Opening with a title card quoting a line from Chris Hedges’ War Is A Force That Gives Us Meaning, The Hurt Locker lays out its message “War is a drug”. Unlike many other films about the Iraq war, or war in general, The Hurt Locker shies away from the high budget, elaborate battle scenes instead focusing on the quiet chaos the forces face each day. Only it moves beyond this, looking at the attitudes and fears of the men and the little shown fact that the thrill and adrenaline of war can itself become an addiction. Never is this more apparent than in new team leader, William James (Jeremy Renner).  Outspoken, fearless and as unarmed as the bombs themselves after he’s finished with them, he joins the more cautious team Sanborn (Anthony Mackie) and Eldridge(Brian Geraghty). And no wonder they are so cautious having just seen their previous team leader blown up by an IED.

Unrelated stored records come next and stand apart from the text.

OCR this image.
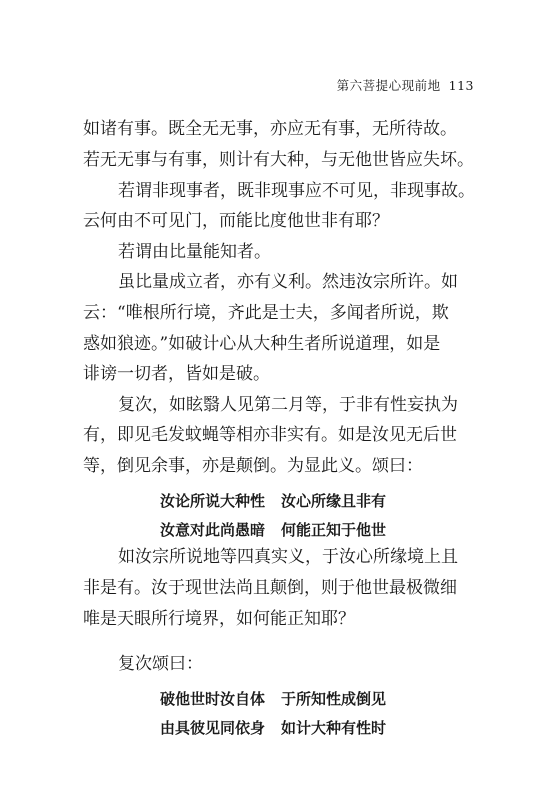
第六菩提心现前地 113
如诸有事。既全无无事，亦应无有事，无所待故。
若无无事与有事，则计有大种，与无他世皆应失坏。
若谓非现事者，既非现事应不可见，非现事故。
云何由不可见门，而能比度他世非有耶？
若谓由比量能知者。
虽比量成立者，亦有义利。然违汝宗所许。如
云：“唯根所行境，齐此是士夫，多闻者所说，欺
惑如狼迹。”如破计心从大种生者所说道理，如是
诽谤一切者，皆如是破。
复次，如眩翳人见第二月等，于非有性妄执为
有，即见毛发蚊蝇等相亦非实有。如是汝见无后世
等，倒见余事，亦是颠倒。为显此义。颂曰：
汝论所说大种性 汝心所缘且非有
汝意对此尚愚暗 何能正知于他世
如汝宗所说地等四真实义，于汝心所缘境上且
非是有。汝于现世法尚且颠倒，则于他世最极微细
唯是天眼所行境界，如何能正知耶？
复次颂曰：
破他世时汝自体 于所知性成倒见
由具彼见同依身 如计大种有性时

One of the main motifs is the bomb suit itself, a heavy duty bomb proof suit, not too dissimilar to a space suit in appearance which is donned whenever advancing towards an unexploded bomb. Usually a last resort, for James, it is par for the course. His maverick attitude and disregard for protocol unnerves his team – and the viewer – but also hints that there is something lying beneath that has made him this way. But is this simply a reasoning we’ve accumulated from the war-film canon – a child or wife or dying relative waiting at home ? – or could we accept that some people just enjoy their job. And that is just what this is, a job, and one that James is pretty good at. But then all jobs take their toll.
Written with such expertise by freelance journalist Mark Boal, himself stationed in Iraq with a bomb squad, The Hurt Locker offers a refreshing realism to the sensationalised world of war. Casting a light on the many men who end up in combat from the guy who wants to go home, the one who is just doing his job and the one who lives for his job, The Hurt Locker prides itself on its superb characterisation. Filled with moments of unfathomable suspense as the three man team face death with every step, the film literally has you on the edge, facing the potential imminence of death right there with them. Sweat drips, dust swirls, trigger fingers quiver; life moves in slow motion as time stands still, hanging on baited breath. The cinematography is stunning, merging meaning into every frame with muted colours and hazy filters, casting a shadow of dust over a world that has to be experienced to be understood.
All this, and made by a woman without a single female protagonist.